Warum körperorientiert

Was bedeutet körperorientiert in der Psychotherapie?

Körperorientierte Psychotherapie bedeutet nicht, dass der Körper berührt oder in Aktion gebracht wird.

Körperorientiert bedeutet, die Aufmerksamkeit auf das zu lenken, was sich heute, jetzt, in diesem Moment zum Erzählten auf körperlicher Ebene zeigt. Diese Aufmerksamkeit ist die Tür zu unserem impliziten Gedächtnis, den körperlichen Empfindungen, die viel  tiefer und weiter führen als Denken, Erinnerung und Emotionen.

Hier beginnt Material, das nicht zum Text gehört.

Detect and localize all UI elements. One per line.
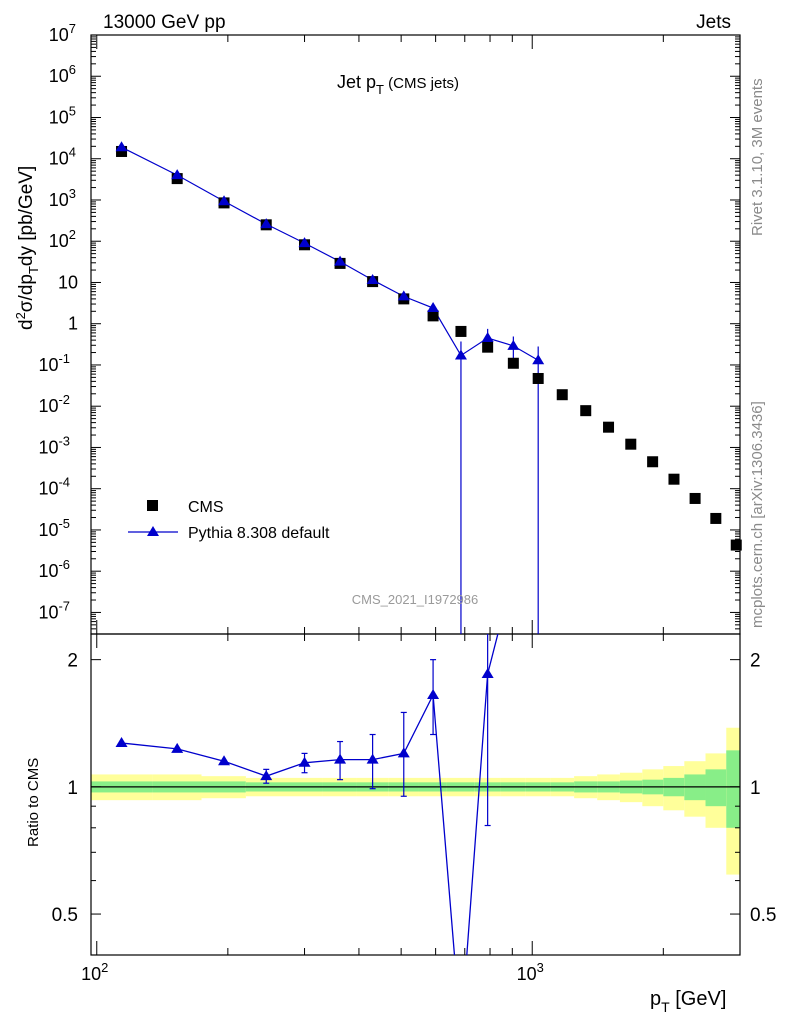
ratio-uncertainty-bands bbox=[91, 727, 740, 875]
main-y-tick-label: 106 bbox=[49, 62, 76, 86]
cms-point bbox=[482, 341, 494, 353]
pythia-point bbox=[334, 255, 347, 266]
main-y-tick-label: 10-7 bbox=[38, 598, 70, 622]
ratio-y-tick-label-right: 0.5 bbox=[750, 905, 776, 926]
cms-point bbox=[532, 372, 544, 384]
main-y-tick-label: 10-5 bbox=[38, 516, 70, 540]
header-right: Jets bbox=[696, 12, 731, 33]
main-y-tick-label: 10-2 bbox=[38, 392, 70, 416]
axis-tick-labels: 10710610510410310210110-110-210-310-410-… bbox=[38, 21, 776, 984]
ratio-point bbox=[218, 755, 231, 766]
cms-point bbox=[580, 405, 592, 417]
ratio-point bbox=[366, 753, 379, 764]
ratio-point bbox=[115, 736, 128, 747]
pythia-point bbox=[218, 195, 231, 206]
cms-point bbox=[507, 357, 519, 369]
pythia-point bbox=[298, 237, 311, 248]
x-tick-label: 102 bbox=[81, 960, 108, 984]
cms-point bbox=[556, 389, 568, 401]
main-plot-frame bbox=[90, 34, 741, 635]
pythia-line bbox=[121, 146, 539, 361]
main-y-axis-label: d2σ/dpTdy [pb/GeV] bbox=[13, 166, 41, 330]
legend-cms-marker bbox=[147, 500, 158, 511]
pythia-point bbox=[454, 349, 467, 360]
main-y-tick-label: 10-4 bbox=[38, 475, 70, 499]
ratio-y-axis-label: Ratio to CMS bbox=[25, 758, 42, 847]
ratio-point bbox=[260, 770, 273, 781]
cms-point bbox=[427, 310, 439, 322]
pythia-point bbox=[366, 273, 379, 284]
ratio-band-green bbox=[726, 750, 740, 828]
main-y-tick-label: 10-1 bbox=[38, 351, 70, 375]
data-series bbox=[115, 141, 742, 955]
ratio-point bbox=[171, 742, 184, 753]
cms-point bbox=[730, 539, 742, 551]
cms-point bbox=[689, 492, 701, 504]
chart-title: Jet pT (CMS jets) bbox=[337, 72, 459, 97]
legend-cms-label: CMS bbox=[188, 499, 224, 516]
pythia-point bbox=[260, 218, 273, 229]
ratio-y-tick-label-right: 2 bbox=[750, 651, 761, 672]
header-left: 13000 GeV pp bbox=[103, 12, 226, 33]
main-y-tick-label: 10-3 bbox=[38, 433, 70, 457]
x-tick-label: 103 bbox=[517, 960, 544, 984]
main-y-tick-label: 102 bbox=[49, 227, 76, 251]
pythia-point bbox=[397, 290, 410, 301]
main-y-tick-label: 105 bbox=[49, 103, 76, 127]
mcplots-label: mcplots.cern.ch [arXiv:1306.3436] bbox=[749, 401, 766, 628]
plot-frames bbox=[90, 34, 741, 956]
ratio-y-tick-label-left: 0.5 bbox=[52, 905, 78, 926]
ratio-point bbox=[298, 756, 311, 767]
cms-point bbox=[625, 438, 637, 450]
legend: CMS Pythia 8.308 default bbox=[128, 499, 330, 542]
ratio-line bbox=[121, 634, 499, 955]
ratio-point bbox=[427, 688, 440, 699]
ratio-y-tick-label-left: 2 bbox=[67, 651, 78, 672]
pythia-point bbox=[507, 339, 520, 350]
cms-point bbox=[647, 456, 659, 468]
main-y-tick-label: 104 bbox=[49, 145, 76, 169]
ratio-band-green bbox=[705, 769, 727, 807]
analysis-label: CMS_2021_I1972986 bbox=[352, 592, 479, 607]
main-y-tick-label: 103 bbox=[49, 186, 76, 210]
pythia-point bbox=[532, 354, 545, 365]
pythia-point bbox=[427, 302, 440, 313]
cms-point bbox=[668, 473, 680, 485]
main-y-tick-label: 107 bbox=[49, 21, 76, 45]
ratio-plot-frame bbox=[90, 633, 741, 956]
legend-pythia-label: Pythia 8.308 default bbox=[188, 525, 330, 542]
pythia-point bbox=[115, 141, 128, 152]
x-axis-label: pT [GeV] bbox=[650, 988, 726, 1015]
ratio-point bbox=[481, 667, 494, 678]
axis-ticks bbox=[91, 34, 741, 956]
cms-point bbox=[455, 325, 467, 337]
cms-point bbox=[603, 421, 615, 433]
main-y-tick-label: 10-6 bbox=[38, 557, 70, 581]
ratio-series bbox=[115, 634, 499, 955]
legend-pythia-marker bbox=[147, 526, 159, 536]
ratio-y-tick-label-left: 1 bbox=[67, 778, 78, 799]
rivet-label: Rivet 3.1.10, 3M events bbox=[749, 78, 766, 236]
cms-point bbox=[710, 512, 722, 524]
main-y-tick-label: 1 bbox=[68, 314, 78, 334]
pythia-point bbox=[171, 169, 184, 180]
main-y-tick-label: 10 bbox=[58, 272, 78, 292]
ratio-point bbox=[397, 747, 410, 758]
cms-point bbox=[116, 145, 128, 157]
ratio-y-tick-label-right: 1 bbox=[750, 778, 761, 799]
pythia-point bbox=[481, 332, 494, 343]
ratio-point bbox=[334, 753, 347, 764]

Ein Beispiel: Sie betreten eine Ihnen fremde Wohnung, in der es genauso riecht, wie bei Ihrer besten Freundin aus Kinderzeit vor 35 Jahren - dieser eigentlich längst vergessene und unspektakuläre Geruch bringt plötzlich die Empfindung zurück, die Sie damals in jener Zeit als Kind hatten. Es weitet sich z.B etwas im Bauch, eine leichtes Kribbeln wird dort wahrnehmbar, die Schultern entspannen sich … Vertrautheit, Freiheit. In solch einem Moment würde man diesen netten Zufall vielleicht kurz erwähnen. In der körperorientierten Psychotherapie beginnt genau hier die Reise.

Focusing als körperorientiertes Element in der Psychotherapie verbindet unseren denkenden Kopf mit unserem stets fühlenden Körper. Geschieht dieses Verbinden unseres Kopfes mit unserem Körper, erfassen wir das Eigentliche hinter unserem Zustand – wir verstehen auf tiefere Weise. Es steigt Erleichterung auf, ganz gleich, was wir erkennen. Im Moment dieser Verbindung wird es friedlich in uns, es ist ein Zustand ohne Bewertung, ohne Worte. 

Veränderungen sind vor allem dann möglich, wenn ein Mensch sich nicht nur durch Reden und Reflektieren besser versteht, sondern auch körperlich erfährt, wie sein inneres Empfinden mit seinem Problem, seinen Gefühlen in Zusammenhang steht.
Unser Körper bewahrt unsere gesamte Lebensgeschichte und all unsere Gefühle, er vergisst nicht – und er zeigt sie uns auf ganz andere Weise als unser Intellekt. Wir haben nicht einen Körper – wir sind unser Körper.

Unsere schwierigen Phasen oder Situationen im Leben sind oft verbunden mit abgelehnten, weggewünschten, störenden Gefühlen, die nicht in unser Bild vom Erwachsen- und Starksein passen und wir schieben diese Gefühle unermüdlich weg.  Aber so sehr wir uns auch bemühen, sie tauchen immer wieder auf – denn unter ihnen wohnen Teile von uns, die gesehen werden wollen und Trost, Beachtung, Anerkennung oder Verständnis brauchen. Schauen wir wirklich hin – offen, neugierig und wertschätzend – und erkennen das Bedürfnis unter unseren vordergründigen Gefühlen und unserem Verhalten, verlieren diese Anteile ihre oft negative Kraft. Wenn auch die äußeren Umstände erstmal die gleichen bleiben – unser Umgang damit verändert sich nachhaltig – und damit auch die Umstände. 

Einen Zugang zum Körper zu finden ist für viele Menschen nicht leicht, da der Körper schmerzvolle Erinnerungen beherbergt, die sich mit dem Kopf mehr oder weniger gut verdrängen lassen. Den Körper wieder wahrzunehmen, ihn zu begreifen  und schließlich wieder zum Freund zu machen ist ein wesentlicher Schritt in der körperorientierten Psychotherapie.

Es ist ein endloses Unterfangen, die Boote auf dem wilden Meer zu reparieren - es sind zu viele. Das Meer zu beruhigen und zu glätten lässt die Boote wieder Fahrt aufnehmen - ganz von allein.